Singkat cerita, seiring berjalannya waktu kita semua berpisah untuk menentukan jalan kehidupan masing-masing. Dodi kini bekerja di sebuah stasiun televisi swasta. Dia tidak lagi bicara tentang acara televisi yang seharusnya bagus seperti dulu lagi. Tidak ada lagi kritisi pada tayangan pertelevisian kita, apalagi tentang fungsi televisi sebagai salah satu alat untuk mencerdaskan kehidupan masyarakat. Saya sengaja memancing dia untuk menanggapi acara Pesbuker, Dahsyat, YKS, Campur-Campur atau tayangan-tayangan sejenisnya. Sangat fasih sekali Dodi bicara tentang dunianya, bahwa sebagai insan televisi harus bisa menangkap pasar, harus bisa memanfaatkan momentum untuk bisa membuat sebuah acara yang laku dijual, harus bisa mengangkat rating dan sebagainya. Dengan jabatan dan penghasilan yang didapat sekarang, dia dituntut untuk terus inovatif mempertahankan sebuah acara agar tetap bisa eksis dengan spot iklan tinggi. Kini saya menjadi Dodi dijaman dulu yang mencoba beradu argumen, yang mengatakan tayangan televisi sekarang ini adalah pembodohan untuk masyarakat. Hanya mengejar keuntungan semata tanpa peduli pesan moral yang diusungnya. Dodi jawab, itu adalah bukti kreatifitas seni yang mereka miliki. Semakin kreatif maka semakin besar pula uang yang akan mereka dapatkan. Kreatif, kreatif dan kreatif.

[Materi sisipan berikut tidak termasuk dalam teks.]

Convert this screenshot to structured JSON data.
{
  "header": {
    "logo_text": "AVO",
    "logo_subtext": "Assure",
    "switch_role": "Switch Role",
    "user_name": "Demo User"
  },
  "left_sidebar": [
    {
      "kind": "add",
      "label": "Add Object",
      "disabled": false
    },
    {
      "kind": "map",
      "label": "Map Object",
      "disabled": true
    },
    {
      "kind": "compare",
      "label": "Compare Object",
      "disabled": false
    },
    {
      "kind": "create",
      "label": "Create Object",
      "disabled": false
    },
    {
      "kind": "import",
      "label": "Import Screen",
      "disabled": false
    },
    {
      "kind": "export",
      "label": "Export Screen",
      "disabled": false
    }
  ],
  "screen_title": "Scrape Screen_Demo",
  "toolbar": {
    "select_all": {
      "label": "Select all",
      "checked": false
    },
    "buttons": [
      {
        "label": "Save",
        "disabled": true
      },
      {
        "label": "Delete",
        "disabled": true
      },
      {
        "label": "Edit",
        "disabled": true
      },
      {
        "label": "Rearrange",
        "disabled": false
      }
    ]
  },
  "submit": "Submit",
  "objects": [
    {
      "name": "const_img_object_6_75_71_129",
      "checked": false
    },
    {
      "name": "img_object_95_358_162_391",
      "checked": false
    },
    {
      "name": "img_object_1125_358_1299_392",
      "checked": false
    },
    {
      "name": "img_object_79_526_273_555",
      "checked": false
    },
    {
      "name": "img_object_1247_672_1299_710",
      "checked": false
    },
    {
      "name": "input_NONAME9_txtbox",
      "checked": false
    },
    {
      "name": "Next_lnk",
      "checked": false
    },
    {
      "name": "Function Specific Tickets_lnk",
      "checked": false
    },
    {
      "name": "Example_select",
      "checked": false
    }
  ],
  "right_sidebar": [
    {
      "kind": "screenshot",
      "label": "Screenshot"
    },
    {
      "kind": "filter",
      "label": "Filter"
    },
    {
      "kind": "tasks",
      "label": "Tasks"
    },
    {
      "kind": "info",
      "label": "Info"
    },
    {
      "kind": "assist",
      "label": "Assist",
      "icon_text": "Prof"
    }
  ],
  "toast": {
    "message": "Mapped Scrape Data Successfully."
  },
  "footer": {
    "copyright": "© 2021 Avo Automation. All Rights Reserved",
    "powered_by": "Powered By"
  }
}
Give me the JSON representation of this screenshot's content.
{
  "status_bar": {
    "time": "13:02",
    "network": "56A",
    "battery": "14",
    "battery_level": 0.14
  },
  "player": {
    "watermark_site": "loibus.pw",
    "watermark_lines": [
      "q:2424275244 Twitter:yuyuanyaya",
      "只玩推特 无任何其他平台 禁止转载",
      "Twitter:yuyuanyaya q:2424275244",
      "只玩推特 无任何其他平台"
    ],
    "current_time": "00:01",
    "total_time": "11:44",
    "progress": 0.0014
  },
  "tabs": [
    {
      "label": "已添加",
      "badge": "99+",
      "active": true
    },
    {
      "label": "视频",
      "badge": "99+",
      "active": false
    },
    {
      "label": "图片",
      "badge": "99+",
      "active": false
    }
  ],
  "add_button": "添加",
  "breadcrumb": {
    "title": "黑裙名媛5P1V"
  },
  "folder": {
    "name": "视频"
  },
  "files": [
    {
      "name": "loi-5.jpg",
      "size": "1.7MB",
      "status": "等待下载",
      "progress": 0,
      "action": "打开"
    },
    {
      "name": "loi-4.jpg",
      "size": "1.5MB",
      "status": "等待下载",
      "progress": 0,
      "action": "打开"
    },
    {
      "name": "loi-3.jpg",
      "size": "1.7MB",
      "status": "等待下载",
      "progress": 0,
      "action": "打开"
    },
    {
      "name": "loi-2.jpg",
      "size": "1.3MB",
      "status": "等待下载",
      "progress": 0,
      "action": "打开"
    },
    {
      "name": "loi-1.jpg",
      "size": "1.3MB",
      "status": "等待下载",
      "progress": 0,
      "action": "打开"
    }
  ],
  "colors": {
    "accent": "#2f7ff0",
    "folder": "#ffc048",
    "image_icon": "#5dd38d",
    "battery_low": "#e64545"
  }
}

Tinggalkan Dodi, saya lalu bertemu Bowo. Penampilan yang gagah sesuai gaya sosialita masyarakat kota. Mobil mewah lengkap dengan sopir pribadi dan ajudan. Memandang Bowo dari ujung rambut sampai ujung kaki membuat sisi feminim saya keluar bergejolak, ah tidak...tidak...tidak, walaupun jomblo saya masih tetap laki-laki normal. Bowo kini menjadi aktivis pada salah satu partai politik. Kesan hedonis sangat nampak dari berbagai aksesoris yang menempel ditubuhnya, dia tidak lagi bicara sistem yang bobrok dan korup. Mulutnya nyerocos panjang lebar tentang peta pilitik yang ada, kemungkinan-kemungkinan yang akan dia dan partainya lakukan serta banyak bla bla bla lainnya yang mampu menggerakkan kepala saya berirama naik turun. Butuh konsentrasi yang sangat tinggi untuk bisa memahami omongannya sebab terus terang otak saya sering ketinggalan tempo karena mencoba memperkirakan dimana letak titik komanya. Omongan kamu tidak ada bedanya dengan orang kumur-kumur, Wo..!! Hanya untuk mengejar kursi legislatif rela menjual harga diri untuk money politik, orasi kampanye yang berisi hasutan dan kebencian pada lawan, dan berbagai pelanggaran sistem yang dulu mati-matian kita coba tegakkan. Politik memang kejam.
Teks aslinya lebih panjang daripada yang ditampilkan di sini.